There remain to be considered Holmes's claims for relief other than transfer of one-half of Torguson's equity in the gaming enterprises. Two of these contentions require little discussion. Holmes's claim that he is entitled to reimbursement of out-of-pocket expenses as damages "incurred when performing under the Joint Venture" falls with his claim of an enforceable joint venture. Likewise, his claims that Torguson breached a fiduciary duty and wrongfully terminated a partnership fail because there was no partnership and, accordingly, no fiduciary relationship arising out of these arms-length business dealings.
That leaves Holmes's claim that he is entitled to "the value of his one-half interest in the gaming enterprises . . . at least $82,650,000 and perhaps as much as $165,300,000" under a theory of unjust enrichment. Under Minnesota law,
[t]he theory of unjust enrichment or money had and received has salutary and beneficial uses and has been invoked in support of claims based upon failure of consideration, fraud, mistake, and in other situations where it would be morally wrong for one party to enrich himself at the expense of another.
Cady v. Bush, 283 Minn. 105, 166 N.W.2d 358, 361-62 (1969). Minnesota law allows unjust enrichment relief to parties who benefit others by making improvements to property or rendering services in reliance on a contract that is unenforceable under the statute of frauds. See Tompkins v. Sandeen, 243 Minn. 256, 67 N.W.2d 405, 409 (1954).

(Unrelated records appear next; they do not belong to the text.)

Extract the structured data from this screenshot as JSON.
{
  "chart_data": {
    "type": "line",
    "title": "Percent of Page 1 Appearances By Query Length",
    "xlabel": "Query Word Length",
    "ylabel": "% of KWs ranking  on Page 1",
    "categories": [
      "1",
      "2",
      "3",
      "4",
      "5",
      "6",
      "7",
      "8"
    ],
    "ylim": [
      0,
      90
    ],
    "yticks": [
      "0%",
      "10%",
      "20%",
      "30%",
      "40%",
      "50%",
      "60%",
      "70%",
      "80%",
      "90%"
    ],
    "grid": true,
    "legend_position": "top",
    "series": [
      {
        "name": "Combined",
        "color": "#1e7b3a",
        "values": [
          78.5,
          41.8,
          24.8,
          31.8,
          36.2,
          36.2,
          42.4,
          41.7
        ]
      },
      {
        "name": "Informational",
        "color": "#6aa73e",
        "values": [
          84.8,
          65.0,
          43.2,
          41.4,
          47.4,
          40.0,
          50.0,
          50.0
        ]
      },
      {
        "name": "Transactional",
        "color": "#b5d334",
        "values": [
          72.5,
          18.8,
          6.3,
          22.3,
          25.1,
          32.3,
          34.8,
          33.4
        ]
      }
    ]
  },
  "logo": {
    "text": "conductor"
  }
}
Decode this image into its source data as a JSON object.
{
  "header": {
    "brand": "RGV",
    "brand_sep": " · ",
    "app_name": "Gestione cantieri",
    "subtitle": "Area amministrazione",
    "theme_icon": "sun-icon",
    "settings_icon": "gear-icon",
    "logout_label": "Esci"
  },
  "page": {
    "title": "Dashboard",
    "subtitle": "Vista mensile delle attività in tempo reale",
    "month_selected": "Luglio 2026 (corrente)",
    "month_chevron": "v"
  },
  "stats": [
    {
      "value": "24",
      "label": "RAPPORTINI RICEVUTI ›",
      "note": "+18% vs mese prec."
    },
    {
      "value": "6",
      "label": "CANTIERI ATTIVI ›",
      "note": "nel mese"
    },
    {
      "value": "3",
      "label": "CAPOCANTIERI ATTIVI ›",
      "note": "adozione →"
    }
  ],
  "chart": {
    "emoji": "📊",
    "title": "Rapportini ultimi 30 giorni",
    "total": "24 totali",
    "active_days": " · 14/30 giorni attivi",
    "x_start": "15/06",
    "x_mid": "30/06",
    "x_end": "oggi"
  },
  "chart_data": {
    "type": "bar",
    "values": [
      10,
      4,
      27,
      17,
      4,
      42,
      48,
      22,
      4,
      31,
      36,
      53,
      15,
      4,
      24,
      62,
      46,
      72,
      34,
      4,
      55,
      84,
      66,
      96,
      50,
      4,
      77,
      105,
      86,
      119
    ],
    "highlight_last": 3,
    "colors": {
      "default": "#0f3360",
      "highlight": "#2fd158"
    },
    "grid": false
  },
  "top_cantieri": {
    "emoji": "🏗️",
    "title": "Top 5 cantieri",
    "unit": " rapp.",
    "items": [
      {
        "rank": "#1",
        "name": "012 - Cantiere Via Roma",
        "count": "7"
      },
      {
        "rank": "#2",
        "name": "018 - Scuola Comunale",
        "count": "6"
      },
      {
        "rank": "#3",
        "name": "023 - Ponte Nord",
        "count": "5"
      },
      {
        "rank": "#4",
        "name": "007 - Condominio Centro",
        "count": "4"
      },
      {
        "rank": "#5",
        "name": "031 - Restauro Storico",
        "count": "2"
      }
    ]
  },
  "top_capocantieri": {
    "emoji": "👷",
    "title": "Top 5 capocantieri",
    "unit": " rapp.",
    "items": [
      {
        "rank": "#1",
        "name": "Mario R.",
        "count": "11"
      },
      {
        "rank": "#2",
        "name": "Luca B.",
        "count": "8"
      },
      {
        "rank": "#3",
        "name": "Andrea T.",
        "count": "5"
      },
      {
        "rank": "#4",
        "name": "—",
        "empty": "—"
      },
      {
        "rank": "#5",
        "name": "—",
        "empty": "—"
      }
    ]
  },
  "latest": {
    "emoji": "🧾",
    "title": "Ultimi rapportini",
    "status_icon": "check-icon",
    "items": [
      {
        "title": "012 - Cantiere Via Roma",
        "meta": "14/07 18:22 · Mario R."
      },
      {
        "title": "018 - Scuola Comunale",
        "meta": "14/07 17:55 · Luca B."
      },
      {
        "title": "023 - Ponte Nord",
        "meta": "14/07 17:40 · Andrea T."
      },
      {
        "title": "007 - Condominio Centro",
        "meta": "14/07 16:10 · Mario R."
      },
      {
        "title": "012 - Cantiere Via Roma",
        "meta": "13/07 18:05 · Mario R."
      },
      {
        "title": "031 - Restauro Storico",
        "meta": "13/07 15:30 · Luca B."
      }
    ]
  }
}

We nonetheless conclude that defendants are entitled to summary judgment dismissing Holmes's unjust enrichment claim for two distinct reasons. First, to ensure that unjust enrichment is not used to reward a bad bargain, Minnesota courts require proof that "a benefit was conferred unknowingly or unwillingly." Galante v. Oz, Inc., 379 N.W.2d 723, 726 (Minn.App. 1986). Similarly, "no recovery can be had for preliminary services that are performed with a view to obtaining business through a hoped for contract." Maple Island Farm, Inc. v. Bitterling, 209 F.2d 867, 872 (8th Cir.) (applying Minnesota law), cert. denied, 348 U.S. 882, 75 S.Ct. 123, 99 L.Ed. 694 (1954). As the district court noted, Holmes's front-end development expenditures were made primarily for his own benefit. Any long-term benefit conferred on Torguson or his companies was incidental to Holmes's primary purpose of advancing his own investment opportunities. Nor is it "morally wrong" for Torguson to retain these incidental benefits. Except for the loans to A-P and Delta, Holmes made a conscious decision to invest time and money without a written contract, thereby accepting the risks of an at-will relationship.
Second, Holmes seeks relief that is not obtainable under the doctrine of unjust enrichment. The unjust enrichment remedy for one who partially performed an unenforceable contract is limited to "the value of the services rendered less the benefits received thereunder." Pfuhl v. Sabrowsky, 211 Minn. 439, 1 N.W.2d 421, 422 (1941). As Holmes does not request that relief, his unjust enrichment claim must be dismissed. See Cooley v. Major Media Mgmt. Corp., 402 N.W.2d 815, 817-18 (Minn.App. 1987).
We have carefully considered Holmes's remaining contentions and conclude they are without merit. Delta has asked that its cross-appeal be dismissed if we affirm the district court's dismissal of Holmes's claims. Accordingly, the judgment of the district court is in all respects affirmed.